Ready to Hide a Litter Box?
A quick search of cat litter box furniture will give you tons of options on how to hide a litter box and various cat litter box covers, but they can be quite expensive. If you have that kind of money to spend on a litter box, skip the cabinet and go straight for the Robot Litter Box! But we already had an old cabinet, the bottom piece of a 1980’s entertainment center, that I was using to hide the litter box out of sight in our upstairs hallway so I had an epiphany! Could I fit their extra large cat litter box INSIDE the cabinet?!
DIY Cat Litter Box Furniture Tutorial
It turns out I could! But I was so tired of looking at that cabinet and it’s fake wood laminate that I decided to take a risk and see if I could paint it before I had my husband cut out the side, since I wasn’t completely sure if paint or primer would stick to the outside. First, I filled all the old holes [that were used for shelves to hold VHS tapes!]. I removed the doors and hardware for easier paint and I started with a white primer. This is the primer I used.

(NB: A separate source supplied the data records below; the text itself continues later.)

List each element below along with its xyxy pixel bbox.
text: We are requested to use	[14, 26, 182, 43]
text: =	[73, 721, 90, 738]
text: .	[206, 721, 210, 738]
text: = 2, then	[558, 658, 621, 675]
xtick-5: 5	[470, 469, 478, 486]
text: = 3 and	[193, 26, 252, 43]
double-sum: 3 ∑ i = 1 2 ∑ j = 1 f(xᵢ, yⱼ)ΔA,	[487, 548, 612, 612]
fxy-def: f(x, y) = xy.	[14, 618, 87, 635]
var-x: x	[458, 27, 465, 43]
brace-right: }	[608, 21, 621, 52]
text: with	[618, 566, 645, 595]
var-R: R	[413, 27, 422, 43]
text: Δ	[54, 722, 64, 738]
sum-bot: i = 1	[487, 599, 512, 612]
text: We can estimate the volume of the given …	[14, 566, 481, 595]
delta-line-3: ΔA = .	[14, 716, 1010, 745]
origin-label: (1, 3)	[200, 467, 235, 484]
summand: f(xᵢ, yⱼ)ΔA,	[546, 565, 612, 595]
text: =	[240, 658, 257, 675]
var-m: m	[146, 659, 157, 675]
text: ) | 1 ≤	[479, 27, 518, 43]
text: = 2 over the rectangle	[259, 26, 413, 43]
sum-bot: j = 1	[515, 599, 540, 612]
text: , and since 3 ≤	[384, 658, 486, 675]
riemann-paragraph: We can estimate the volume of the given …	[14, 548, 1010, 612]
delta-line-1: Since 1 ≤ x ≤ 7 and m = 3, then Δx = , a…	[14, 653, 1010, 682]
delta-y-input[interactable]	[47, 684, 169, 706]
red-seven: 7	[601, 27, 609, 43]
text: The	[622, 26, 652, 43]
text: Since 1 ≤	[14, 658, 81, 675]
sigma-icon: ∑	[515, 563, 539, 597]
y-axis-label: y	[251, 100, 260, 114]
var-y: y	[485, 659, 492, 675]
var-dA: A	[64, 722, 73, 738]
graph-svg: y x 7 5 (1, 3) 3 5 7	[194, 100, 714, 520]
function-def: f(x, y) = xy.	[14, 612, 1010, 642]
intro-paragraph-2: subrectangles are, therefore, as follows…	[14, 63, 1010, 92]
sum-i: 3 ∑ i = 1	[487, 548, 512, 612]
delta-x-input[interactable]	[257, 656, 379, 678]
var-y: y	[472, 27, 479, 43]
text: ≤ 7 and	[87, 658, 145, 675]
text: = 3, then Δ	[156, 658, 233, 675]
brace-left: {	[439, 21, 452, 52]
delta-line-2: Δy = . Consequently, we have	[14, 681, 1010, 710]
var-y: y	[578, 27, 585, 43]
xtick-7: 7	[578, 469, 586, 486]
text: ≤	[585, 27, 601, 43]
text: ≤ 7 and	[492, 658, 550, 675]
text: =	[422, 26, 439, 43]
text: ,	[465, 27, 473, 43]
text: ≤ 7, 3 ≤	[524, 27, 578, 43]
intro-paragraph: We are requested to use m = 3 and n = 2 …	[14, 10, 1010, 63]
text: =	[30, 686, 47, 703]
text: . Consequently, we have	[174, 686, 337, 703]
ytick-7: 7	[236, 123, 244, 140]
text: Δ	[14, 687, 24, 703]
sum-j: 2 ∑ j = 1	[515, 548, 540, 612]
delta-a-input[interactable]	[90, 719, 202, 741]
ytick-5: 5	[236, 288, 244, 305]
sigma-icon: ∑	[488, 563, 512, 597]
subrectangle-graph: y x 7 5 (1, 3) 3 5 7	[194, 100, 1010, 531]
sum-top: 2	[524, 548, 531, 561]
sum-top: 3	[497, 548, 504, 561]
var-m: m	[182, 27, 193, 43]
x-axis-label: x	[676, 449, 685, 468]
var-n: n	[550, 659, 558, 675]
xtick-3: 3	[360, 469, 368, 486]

It took two full coats but it held just fine! Once the primer dried, my husband took his jigsaw and cut out a large rectangle on one side of the cabinet. While you could probably get away with a smaller opening, we have an extra large cat litter box with a cover on the inside so it needed to be rather big.
Then I went to painting. I chose a lovely shade of a green that would accent our sitting area upstairs. I planned on changing out the cabinet door hardware in the beginning, but I actually loved the old knobs with that shade of green so I kept it after all.
Tips for Transitioning Your Cat to new Litter Box Furniture
As I said, cats are finicky so you definitely want to make this transition a slow and smooth one. Before I even painted the cabinet, I began by putting the litter box inside of it, with the doors already removed. First, facing the front so the cats didn’t even have to go inside the cabinet. After a couple of days, I turned the litter box so they actually had to step inside to get into the litter box. Doing this slowly helps to cut down on the risk of accidents and your cats totally rejecting your new piece of furniture.
While you may not have a 1980’s Entertainment Center cabinet sitting in your home to upcycle into a cat litter box furniture piece, I’m willing to bet you can find one rather easily… and one that’s rather inexpensive too! Browse yard sales, online sale sites like Ebay, and your Grandmother’s basement for some cool pieces to DIY and save yourself money AND the not-so-pretty sight of a litter box!